Students at many primary and secondary schools such as Le Ngoc Han and Nguyen Hue have extracurricular programmes on robotics which are part of STEM education.
Schools in rural areas in the country also have students access STEM education.
All students are guided to reuse waste for their research projects and lessons in STEM, thus reducing costs for their activities.
On May 4 last year, Prime Minister Nguyen Xuan Phuc issued a directive on tackling challenges posed by the fourth industrial revolution, including solutions on enhancing STEM education in high school curricula.
The Ministry of Education and Training was assigned the responsibility of these tasks, but implementation has seen challenges, according to education experts.
Nguyen Thi Thu Ba, of the Institute for Education Research under University of Pedagogy, told Sai Gon Giai Phong (Liberated Sai Gon) newspaper that most students at secondary and high schools take subjects that are tested on the national exam for high school graduation and university entrance.
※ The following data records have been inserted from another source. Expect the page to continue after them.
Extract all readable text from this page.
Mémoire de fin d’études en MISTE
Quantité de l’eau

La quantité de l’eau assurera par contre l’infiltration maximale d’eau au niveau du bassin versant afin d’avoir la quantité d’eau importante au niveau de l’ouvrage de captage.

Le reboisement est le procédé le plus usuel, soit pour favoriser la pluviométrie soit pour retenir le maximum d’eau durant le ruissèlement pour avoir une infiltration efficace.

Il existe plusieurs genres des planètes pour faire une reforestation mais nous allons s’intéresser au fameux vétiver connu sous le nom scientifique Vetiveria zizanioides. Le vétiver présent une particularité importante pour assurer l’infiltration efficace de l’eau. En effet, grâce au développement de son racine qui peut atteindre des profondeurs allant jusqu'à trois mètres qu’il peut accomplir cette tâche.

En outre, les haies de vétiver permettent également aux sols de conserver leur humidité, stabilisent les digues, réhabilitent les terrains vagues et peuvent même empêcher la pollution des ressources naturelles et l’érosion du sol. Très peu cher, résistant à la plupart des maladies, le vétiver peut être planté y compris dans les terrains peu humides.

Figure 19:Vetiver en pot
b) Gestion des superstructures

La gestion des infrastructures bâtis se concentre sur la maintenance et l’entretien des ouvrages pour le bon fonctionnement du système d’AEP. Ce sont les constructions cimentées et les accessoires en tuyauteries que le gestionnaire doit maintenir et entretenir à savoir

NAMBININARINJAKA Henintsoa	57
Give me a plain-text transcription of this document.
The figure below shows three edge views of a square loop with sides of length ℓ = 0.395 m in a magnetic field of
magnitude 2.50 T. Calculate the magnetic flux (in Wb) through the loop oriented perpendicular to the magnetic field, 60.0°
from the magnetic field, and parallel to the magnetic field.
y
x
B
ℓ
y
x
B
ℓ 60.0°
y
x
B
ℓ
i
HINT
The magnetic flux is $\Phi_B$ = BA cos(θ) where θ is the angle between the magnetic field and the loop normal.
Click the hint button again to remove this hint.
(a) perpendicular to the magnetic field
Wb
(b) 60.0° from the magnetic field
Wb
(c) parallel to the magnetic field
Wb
Tests on the exam are designed under a multiple-choice format, while the assessment in STEM education is about students’ research and products, Ba said.
Tran Duc Huyen, former principal of Le Hong Phong School for Gifted Students in HCM City, said that examinations still focused on mostly theory and that students at the school had asked him why their research and products had not also been assessed.
Dr Dang Van Son, lecturer at the Ha Noi University of Science, said that STEM education is the most effective when high schools work closely with universities, which can offer professional knowledge for teachers.
Multidisciplinary co-operation between research institutes, educational and scientific organisations, occupational associations and enterprises ensures continuity in implementation, Son said.
Dr Duong Thi Hong Hieu, head of the University of Pedagogy’s training division, said that universities which train teachers should keep up with the STEM trend and approach.
The university has set up a centre for STEM research and application to give instruction in teaching methodologies for high school teachers, Hieu said.